Mixed WT lesions were difficult to evaluate due to the wide range of ADC values, which is related to the heterogeneous composition of the subtype. Furthermore, despite the exclusion of haemorrhagic and necrotic components, regressive WT also showed wide ranges of ADC values. Necrosis is related to low cellularity; whereas haemorrhagic areas can mimic high-cellular components in case of coagulation, explaining these findings [
32,
33]. Therefore, these foci are usually both identified T1W sequences with and without gadolinium administration [
32]. Finally, early recognition of diffuse anaplastic WT may have important clinical implications. Despite a lack of discriminative features, ADC values in this study were rather high; this seems in line with the report by Hötker et al, showing a significantly increased ADC value of the 75th percentile for diffuse anaplastic lesions, which was suggested to be due to a greater amount of regressive changes [
18].
This study has several limitations. First, patients were treated with neoadjuvant chemotherapy, resulting in an expected rather high number of regressive specimina and a low number of epithelial and blastemal ones. Hence, the ADC values of the microscopic slides of the latter were combined as more aggressive subtypes in the discriminative analysis from stromal type WTs. Second, although the correlation of histopathology and DWI slices after the use of the cutting guide resulted in more specific and larger amounts of data, this only allowed for correlation after neoadjuvant chemotherapy, while the response to it could only be assessed on a whole-tumour level. Nonetheless, the exclusion of non-enhancing components from the measurements resulted in ADC values of viable neoplastic tissue, which may be clinically applicable for discrimination of subtypes regardless of the assessment before or after drug administration. Third, analysis of MR characteristics was only performed by one rater, based on tested interobserver variability of the CRF and measurement of whole-tumour ADC values [
31,
34]. This novel approach on slice and slide level might be subject to a somewhat broader variability, whereas also variability in ADC values originating from different MR equipment needs to be taken into consideration concerning validation for international use, despite the specified SIOP-RTSG 2016 UMBRELLA MR-DWI acquisition protocol [
21,
62,
63]. Nonetheless, despite the existing variability related to imaging features, we feel the methods used and choice for a single rater have not caused limitations regarding the reliability of the results. Finally, the rarity of non-WTs limited the ability to focus on their discrimination from WTs, especially in the light of the identification of features that should prompt consideration of biopsy. Ongoing inclusion as well as international collaboration may lead to potential analyses of the discriminative value of MR-DWI for the differentiation of WTs and non-WTs, while previously identified general solid tumour characteristics on other MR-sequences should also be taken into consideration [
17,
31,
64,
65]. NRs which were separately identifiable and measurable on histopathology and on MR were also scarce, limiting strong conclusions concerning their differentiation from small WTs. Nonetheless, ongoing inclusion and analysis of non-WTs and NRs using correlation through the cutting guide might allow future discriminative analyses.

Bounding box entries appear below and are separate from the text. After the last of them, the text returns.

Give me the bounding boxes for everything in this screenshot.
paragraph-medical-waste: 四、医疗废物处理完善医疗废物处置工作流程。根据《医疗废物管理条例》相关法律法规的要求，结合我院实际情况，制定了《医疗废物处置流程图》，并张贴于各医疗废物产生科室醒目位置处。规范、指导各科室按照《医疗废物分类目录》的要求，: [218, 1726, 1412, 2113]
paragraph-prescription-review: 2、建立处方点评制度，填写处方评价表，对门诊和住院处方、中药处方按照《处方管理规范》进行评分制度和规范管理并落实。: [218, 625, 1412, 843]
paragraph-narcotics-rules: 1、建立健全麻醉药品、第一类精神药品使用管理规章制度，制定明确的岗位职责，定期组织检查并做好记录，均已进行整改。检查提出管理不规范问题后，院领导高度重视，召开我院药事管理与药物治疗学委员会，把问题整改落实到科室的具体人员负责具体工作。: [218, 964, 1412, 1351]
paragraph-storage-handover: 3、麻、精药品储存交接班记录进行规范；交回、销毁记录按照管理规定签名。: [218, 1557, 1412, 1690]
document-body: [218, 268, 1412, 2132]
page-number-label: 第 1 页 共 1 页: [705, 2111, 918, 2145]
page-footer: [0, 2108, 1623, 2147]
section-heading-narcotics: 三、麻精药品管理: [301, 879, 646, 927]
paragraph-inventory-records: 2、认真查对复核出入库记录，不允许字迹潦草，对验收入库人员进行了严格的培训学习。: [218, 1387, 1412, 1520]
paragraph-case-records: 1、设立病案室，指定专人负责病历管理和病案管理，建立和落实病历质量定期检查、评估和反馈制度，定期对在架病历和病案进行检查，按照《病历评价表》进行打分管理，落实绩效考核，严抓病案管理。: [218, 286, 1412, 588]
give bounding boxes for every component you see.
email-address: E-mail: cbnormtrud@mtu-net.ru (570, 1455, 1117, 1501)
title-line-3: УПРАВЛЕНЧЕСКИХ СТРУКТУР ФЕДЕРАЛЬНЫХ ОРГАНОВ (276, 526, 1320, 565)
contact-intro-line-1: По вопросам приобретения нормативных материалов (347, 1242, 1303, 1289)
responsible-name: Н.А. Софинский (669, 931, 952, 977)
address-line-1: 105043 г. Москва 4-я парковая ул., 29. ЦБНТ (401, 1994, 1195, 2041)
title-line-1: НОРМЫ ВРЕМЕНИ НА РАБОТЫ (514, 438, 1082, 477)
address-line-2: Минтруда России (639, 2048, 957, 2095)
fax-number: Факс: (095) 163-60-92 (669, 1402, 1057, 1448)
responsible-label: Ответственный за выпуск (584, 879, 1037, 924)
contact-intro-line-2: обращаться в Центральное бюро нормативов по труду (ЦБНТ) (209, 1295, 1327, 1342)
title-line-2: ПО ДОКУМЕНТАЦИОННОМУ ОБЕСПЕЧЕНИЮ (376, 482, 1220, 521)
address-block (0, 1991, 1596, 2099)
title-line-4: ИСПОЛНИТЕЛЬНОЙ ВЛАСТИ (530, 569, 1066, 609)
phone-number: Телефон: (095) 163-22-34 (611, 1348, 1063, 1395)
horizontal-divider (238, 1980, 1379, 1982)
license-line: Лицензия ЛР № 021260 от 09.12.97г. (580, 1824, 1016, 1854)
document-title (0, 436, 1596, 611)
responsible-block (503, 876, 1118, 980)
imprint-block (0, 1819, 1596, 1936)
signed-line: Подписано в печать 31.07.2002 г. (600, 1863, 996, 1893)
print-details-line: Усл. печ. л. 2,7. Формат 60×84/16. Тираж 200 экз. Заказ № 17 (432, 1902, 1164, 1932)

In conclusion, the correlation between histopathology and MR-DWI after slicing in the innovative cutting guide resulted in a highly significant discrimination of stromal type WT based on ADC-value, together with limited shrinkage and a considerable increase in ADC-values after chemotherapy. Especially in bilateral cases, potentially eligible for nephron-sparing surgery, stromal tumours might not benefit from additional pre-operative chemotherapy given the potentially limited decrease in size, whereas in general the early recognition of high-risk histopathology might facilitate more personalised treatment already from diagnosis on. Yet, reliable differentiation between epithelial and blastemal lesions remains difficult due to the rarity of these histological types after neoadjuvant chemotherapy and a similar marked diffusion restriction. Collaborative international efforts, analysing, for instance, treatment-naïve WTs, might enable replication, validation, and inclusion of a higher number of epithelial and blastemal-type tumours.